Dana Jones

Personal information
- Born: April 16, 1972 (age 53) Los Angeles County, California, U.S.
- Listed height: 6 ft 7 in (2.01 m)

Career information
- High school: North Hollywood (Los Angeles, California)
- College: Pepperdine (1990–1994)
- NBA draft: 1994: undrafted
- Playing career: 1994–2001
- Position: Small forward
- Number: 21

Career highlights
- WCC Player of the Year (1993); 3× First-team All-WCC (1992–1994);

= Dana Jones (basketball) =

American basketball player

Dana L. Jones (born April 16, 1972) is a retired American basketball player. He was a conference player of the year at Pepperdine University and played professionally in Japan for seven years.

==College career==
Jones, a 6'7 small forward from North Hollywood High School in Los Angeles, California, played college basketball at Pepperdine, where he was a four-time all-West Coast Conference pick. As a freshman, Jones averaged 10 points per game on .578 shooting and 8.2 rebounds per game as he won the WCC freshman of the year award. As a sophomore in the 1991–92 season, Jones upped his scoring average to 11.4 points on .583 shooting and was named first team all-conference.
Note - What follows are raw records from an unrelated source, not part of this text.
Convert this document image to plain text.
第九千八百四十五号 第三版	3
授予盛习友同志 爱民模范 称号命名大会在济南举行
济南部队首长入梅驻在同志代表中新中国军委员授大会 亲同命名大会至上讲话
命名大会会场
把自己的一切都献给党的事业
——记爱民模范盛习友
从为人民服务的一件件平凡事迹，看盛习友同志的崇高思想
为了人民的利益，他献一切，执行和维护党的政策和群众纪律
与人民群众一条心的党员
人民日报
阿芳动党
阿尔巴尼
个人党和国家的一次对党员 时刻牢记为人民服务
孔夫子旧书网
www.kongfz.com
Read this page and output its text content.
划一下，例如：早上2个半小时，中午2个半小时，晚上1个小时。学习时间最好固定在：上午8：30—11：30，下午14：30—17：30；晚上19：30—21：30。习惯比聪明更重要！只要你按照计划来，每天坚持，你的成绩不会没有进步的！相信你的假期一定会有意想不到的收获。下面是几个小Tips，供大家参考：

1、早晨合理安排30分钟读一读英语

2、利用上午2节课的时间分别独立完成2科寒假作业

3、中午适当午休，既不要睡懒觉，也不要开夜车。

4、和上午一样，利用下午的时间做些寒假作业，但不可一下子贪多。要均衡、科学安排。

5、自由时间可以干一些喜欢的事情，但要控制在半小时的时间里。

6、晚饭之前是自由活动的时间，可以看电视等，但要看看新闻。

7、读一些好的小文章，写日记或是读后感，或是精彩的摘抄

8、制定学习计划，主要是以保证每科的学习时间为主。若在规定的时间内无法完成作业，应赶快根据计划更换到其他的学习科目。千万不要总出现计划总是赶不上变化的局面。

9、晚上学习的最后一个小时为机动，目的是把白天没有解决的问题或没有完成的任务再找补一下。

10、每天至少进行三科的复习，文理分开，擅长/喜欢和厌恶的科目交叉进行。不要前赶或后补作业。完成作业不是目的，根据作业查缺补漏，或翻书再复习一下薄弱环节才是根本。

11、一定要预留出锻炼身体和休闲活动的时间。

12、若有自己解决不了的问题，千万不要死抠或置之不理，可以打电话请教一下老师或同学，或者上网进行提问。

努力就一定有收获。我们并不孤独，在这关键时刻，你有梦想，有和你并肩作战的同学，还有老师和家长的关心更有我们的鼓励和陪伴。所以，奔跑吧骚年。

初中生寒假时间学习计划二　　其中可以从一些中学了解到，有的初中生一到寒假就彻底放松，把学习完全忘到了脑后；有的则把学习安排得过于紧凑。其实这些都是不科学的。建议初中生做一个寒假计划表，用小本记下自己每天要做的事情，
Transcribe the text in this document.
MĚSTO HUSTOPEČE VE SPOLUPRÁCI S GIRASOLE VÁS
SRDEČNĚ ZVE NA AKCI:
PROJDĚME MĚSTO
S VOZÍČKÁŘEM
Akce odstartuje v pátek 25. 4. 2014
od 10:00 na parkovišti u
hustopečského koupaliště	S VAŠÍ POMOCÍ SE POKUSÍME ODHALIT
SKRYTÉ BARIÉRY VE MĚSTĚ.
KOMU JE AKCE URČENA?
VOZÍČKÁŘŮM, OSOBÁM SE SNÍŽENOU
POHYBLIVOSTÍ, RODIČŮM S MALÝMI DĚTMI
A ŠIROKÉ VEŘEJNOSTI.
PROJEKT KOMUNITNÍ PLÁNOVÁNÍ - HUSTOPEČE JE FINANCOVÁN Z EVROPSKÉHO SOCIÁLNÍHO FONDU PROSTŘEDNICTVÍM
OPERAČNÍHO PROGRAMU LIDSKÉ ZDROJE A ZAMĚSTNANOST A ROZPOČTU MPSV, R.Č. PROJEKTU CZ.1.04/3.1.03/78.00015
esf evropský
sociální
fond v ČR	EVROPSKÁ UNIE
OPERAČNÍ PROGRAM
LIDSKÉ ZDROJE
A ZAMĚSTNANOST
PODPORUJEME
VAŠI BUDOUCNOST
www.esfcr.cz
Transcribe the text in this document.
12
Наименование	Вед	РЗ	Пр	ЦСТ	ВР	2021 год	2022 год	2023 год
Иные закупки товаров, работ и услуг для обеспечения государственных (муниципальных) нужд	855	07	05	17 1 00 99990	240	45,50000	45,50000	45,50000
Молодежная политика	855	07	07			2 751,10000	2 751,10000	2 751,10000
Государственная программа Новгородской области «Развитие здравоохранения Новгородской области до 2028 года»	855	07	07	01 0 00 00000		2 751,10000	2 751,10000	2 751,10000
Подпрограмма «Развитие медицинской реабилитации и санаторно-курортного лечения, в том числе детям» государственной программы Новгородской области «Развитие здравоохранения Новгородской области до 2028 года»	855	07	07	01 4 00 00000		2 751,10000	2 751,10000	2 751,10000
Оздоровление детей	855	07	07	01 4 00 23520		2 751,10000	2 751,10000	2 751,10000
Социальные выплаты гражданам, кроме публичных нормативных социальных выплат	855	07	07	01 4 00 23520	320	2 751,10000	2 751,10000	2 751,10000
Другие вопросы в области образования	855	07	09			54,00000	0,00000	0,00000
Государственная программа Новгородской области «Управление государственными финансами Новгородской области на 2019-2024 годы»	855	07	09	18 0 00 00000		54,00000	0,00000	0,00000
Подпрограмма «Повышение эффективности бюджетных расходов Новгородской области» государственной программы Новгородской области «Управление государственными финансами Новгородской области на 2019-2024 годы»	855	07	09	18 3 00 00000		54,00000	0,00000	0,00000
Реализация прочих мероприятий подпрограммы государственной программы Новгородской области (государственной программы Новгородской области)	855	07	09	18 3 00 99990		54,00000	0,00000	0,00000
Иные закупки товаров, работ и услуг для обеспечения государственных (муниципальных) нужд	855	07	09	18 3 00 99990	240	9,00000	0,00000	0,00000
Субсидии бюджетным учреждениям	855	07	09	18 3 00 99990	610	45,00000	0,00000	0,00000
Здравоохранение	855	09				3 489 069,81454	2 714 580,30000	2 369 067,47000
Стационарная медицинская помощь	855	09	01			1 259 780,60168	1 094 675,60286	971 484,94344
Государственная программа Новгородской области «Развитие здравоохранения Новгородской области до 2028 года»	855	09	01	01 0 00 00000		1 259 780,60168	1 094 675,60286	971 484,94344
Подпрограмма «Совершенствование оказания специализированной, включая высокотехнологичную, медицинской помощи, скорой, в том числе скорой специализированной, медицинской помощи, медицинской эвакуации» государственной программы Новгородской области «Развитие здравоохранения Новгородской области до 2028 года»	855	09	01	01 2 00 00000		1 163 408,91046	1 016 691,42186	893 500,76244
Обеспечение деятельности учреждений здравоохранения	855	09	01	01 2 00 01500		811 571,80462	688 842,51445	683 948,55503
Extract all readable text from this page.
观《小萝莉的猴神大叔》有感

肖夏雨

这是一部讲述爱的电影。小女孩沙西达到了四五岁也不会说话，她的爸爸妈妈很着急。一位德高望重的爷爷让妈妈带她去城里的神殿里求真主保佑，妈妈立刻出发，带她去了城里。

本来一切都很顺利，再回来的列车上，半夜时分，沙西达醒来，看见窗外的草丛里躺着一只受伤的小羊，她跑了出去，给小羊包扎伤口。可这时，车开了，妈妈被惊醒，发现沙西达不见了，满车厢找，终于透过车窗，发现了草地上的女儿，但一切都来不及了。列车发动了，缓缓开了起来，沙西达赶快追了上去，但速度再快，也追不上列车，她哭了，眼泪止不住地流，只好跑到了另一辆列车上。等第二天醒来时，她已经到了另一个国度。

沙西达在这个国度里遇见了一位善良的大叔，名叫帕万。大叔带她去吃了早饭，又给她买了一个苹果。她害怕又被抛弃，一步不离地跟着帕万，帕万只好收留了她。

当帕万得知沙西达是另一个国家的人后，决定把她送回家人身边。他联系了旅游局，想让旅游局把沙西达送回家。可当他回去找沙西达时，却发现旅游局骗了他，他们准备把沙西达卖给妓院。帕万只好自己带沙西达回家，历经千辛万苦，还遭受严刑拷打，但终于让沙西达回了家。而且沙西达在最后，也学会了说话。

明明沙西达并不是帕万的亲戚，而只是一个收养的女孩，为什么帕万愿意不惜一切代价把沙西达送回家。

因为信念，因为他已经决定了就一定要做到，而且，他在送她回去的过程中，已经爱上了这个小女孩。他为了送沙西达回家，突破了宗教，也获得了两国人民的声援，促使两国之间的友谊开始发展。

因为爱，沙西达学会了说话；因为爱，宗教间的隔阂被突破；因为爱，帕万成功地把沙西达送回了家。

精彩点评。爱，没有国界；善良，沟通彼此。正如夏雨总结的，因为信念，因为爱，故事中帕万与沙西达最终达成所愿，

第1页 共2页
He and senior Doug Christie led the Waves to an undefeated WCC season and their second straight NCAA tournament appearance that year.

As a junior the following season, Jones averaged 15.6 points on 62% shooting and collected 9.1 rebounds and was named West Coast Conference player of the year for 1993. In the 1993–94 season, Jones again raised his scoring average to 18.4 points per game and averaged 9.7 rebounds per contest. He was named first team all-conference for the third consecutive year and led the Waves back to their third NCAA appearance in his four years as he averaged 22 points and 10 rebounds in the 1994 WCC tournament and was named tournament most valuable player.

Dana Jones finished his Pepperdine career as the school's second leading scorer all-time (1,677 points). He also left as the school's all-time leader in rebounds (1,031), steals (211) and double-doubles (39). He finished second in Pepperdine history in field goal percentage at .585.

==Professional career==
After graduating from Pepperdine in 1994, Jones was not drafted in the 1994 NBA draft. He ultimately settled in Japan, playing for the Sumitomo Metal Sparks, NKK Sea Hawks and Panasonic Kangaroos of the Japan Basketball League between 1995–96 and 2000–01. He was named an All-Star and league defensive player of the year in 1997. Injuries ended Jones' career in 2001. He was inducted into the Pepperdine Athletic hall of fame in 2010.